On 24th June 2016, the result of a referendum in the UK as to whether it should remain part of the European Union was declared. The decision was that the UK should leave the EU.
What happens next is that the UK must trigger Article 50, which starts a minimum 2-year exit period from the EU. Within this time, the UK needs to re-negotiate with the EU on matters such as trade and free movement of people, workers and students.
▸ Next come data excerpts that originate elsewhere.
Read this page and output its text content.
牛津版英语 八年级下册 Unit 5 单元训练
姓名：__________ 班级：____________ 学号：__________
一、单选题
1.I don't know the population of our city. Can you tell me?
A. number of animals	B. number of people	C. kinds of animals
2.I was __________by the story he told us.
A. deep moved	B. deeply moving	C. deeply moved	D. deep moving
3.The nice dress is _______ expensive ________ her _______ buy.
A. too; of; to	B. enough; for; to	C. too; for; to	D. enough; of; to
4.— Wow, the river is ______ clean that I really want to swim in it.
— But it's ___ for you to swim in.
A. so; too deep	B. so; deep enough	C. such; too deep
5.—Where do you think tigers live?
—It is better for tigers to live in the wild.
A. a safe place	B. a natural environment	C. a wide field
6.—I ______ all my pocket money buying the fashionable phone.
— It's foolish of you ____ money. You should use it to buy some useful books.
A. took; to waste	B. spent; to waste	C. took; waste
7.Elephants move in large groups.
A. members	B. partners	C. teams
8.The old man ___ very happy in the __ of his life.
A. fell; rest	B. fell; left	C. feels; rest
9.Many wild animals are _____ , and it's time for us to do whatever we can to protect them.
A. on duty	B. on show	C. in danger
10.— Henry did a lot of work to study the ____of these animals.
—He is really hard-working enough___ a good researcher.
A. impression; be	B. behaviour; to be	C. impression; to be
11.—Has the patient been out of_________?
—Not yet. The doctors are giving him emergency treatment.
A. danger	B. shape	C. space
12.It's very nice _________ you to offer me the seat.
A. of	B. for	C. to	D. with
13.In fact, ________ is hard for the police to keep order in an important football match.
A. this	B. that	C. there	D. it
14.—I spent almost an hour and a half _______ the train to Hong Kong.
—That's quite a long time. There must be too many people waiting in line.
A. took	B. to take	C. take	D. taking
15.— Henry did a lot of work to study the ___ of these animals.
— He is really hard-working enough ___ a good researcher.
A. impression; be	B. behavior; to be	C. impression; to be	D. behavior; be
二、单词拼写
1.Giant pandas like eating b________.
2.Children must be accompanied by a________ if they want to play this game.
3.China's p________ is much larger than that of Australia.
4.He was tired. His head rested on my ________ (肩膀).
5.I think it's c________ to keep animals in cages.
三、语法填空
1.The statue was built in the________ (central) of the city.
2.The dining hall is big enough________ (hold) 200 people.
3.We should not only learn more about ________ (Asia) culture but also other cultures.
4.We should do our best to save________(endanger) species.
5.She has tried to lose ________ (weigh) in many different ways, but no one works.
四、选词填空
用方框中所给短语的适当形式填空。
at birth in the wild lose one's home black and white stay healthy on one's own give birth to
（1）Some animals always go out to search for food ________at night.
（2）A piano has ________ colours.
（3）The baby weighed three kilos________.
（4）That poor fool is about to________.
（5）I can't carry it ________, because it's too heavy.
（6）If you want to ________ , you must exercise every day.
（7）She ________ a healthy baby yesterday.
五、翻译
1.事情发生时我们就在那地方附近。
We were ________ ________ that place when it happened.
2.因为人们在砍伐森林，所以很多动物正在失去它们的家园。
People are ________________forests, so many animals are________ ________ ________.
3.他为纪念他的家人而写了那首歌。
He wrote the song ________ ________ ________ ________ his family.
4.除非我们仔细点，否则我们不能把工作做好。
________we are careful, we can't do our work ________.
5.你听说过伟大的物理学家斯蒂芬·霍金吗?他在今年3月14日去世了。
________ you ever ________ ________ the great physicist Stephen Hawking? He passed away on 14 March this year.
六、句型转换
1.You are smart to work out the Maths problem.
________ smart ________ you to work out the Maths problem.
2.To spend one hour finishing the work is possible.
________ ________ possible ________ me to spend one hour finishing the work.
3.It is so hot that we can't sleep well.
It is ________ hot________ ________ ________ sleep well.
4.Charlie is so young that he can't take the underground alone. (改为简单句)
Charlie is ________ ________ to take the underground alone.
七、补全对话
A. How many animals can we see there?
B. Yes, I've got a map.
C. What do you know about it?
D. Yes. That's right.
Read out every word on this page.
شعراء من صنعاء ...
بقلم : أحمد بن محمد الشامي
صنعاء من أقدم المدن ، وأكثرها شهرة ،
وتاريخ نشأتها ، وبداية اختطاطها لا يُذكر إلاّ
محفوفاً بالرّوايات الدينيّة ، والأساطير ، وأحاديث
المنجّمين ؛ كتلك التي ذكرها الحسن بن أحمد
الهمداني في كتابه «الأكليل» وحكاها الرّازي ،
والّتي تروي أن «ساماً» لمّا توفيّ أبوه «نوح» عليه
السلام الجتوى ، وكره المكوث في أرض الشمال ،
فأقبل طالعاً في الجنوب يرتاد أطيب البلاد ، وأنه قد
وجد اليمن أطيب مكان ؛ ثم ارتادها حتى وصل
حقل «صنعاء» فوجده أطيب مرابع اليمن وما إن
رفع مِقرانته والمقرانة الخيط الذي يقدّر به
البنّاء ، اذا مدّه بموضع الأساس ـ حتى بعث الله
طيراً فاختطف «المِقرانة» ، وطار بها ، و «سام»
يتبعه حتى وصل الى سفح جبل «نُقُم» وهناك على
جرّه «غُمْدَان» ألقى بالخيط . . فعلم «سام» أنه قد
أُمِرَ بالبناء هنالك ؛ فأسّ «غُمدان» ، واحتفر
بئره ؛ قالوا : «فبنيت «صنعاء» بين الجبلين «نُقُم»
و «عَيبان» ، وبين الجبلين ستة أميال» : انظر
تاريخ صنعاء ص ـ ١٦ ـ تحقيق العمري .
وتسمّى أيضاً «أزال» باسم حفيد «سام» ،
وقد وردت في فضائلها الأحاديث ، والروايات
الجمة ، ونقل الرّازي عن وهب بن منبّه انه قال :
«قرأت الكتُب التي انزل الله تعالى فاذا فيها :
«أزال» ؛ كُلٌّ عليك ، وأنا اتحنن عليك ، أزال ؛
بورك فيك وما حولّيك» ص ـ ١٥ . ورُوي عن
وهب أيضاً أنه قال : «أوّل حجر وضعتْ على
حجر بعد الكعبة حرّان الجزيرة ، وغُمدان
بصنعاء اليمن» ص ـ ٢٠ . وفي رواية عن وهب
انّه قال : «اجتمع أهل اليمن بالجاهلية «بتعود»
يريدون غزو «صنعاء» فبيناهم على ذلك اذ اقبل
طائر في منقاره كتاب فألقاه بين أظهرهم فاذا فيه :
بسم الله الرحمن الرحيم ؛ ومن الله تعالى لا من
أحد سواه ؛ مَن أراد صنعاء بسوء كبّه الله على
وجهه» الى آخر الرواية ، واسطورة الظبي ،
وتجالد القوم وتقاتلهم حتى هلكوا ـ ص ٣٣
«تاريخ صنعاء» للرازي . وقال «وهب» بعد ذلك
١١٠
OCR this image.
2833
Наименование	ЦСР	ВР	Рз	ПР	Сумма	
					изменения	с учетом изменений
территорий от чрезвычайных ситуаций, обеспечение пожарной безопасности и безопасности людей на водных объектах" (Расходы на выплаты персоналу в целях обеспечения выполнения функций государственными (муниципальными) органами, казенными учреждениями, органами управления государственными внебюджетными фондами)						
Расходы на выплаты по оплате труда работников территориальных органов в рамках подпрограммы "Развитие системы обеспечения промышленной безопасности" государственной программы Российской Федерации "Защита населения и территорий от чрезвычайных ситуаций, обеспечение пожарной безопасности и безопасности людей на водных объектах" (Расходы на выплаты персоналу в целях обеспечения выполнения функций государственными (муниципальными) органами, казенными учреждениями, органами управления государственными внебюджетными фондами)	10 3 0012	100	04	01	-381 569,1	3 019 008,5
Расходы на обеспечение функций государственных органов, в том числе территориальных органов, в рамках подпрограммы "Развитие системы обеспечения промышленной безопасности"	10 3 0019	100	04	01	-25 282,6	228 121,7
Whilst the results of those negotiations are unknown as yet, the Student Loans Company has confirmed that current students and prospective 2016 starter students will be allowed to study and receive support from the EU for the duration of their course. The SLC released the following statement on 29th June 2016:
“EU nationals or their family members, currently in higher education, and who are assessed as eligible to receive loans and/or grants from the SLC, will continue to receive these loans and grants until they finish their course. This applies to all student finance from the SLC for students in England for which EU nationals are eligible. This includes loans to cover tuition fees (for those resident in the EEA for three years), loans and grants for maintenance (limited to those resident in the UK for at least three years), and some other grants and allowances. The rules applying to EU nationals, or their family members, who have applied for a place at university from this August to study a course which attracts student support are unchanged. The SLC will assess these applications against existing eligibility criteria, and will provide loans and/or grants in the normal way. EU nationals, or their family members, who are assessed as eligible to receive grants and/ or loans by the SLC will then be eligible for the duration of their study on that course."
Therefore, the facts currently are as follows:
The UK's exit from the EU will take at least 2 years, within which time the UK is still bound by EU regulations. The SLC has confirmed that current students will continue to be funded in the normal way
The UK Government historically protects students' rights under the same regulations under which they started their course, allowing them to complete their courses. The SLC's statement confirms this. Students starting in 2016/17 will also be protected.
Universities UK are now working on behalf of all universities to convince the Government to take steps to ensure that students (and staff) from EU countries can continue to work and study at British Universities following the UK's exit from the EU after the 2-year period has lapsed. The University of Sunderland is working with Universities UK on behalf of our EU students (and staff).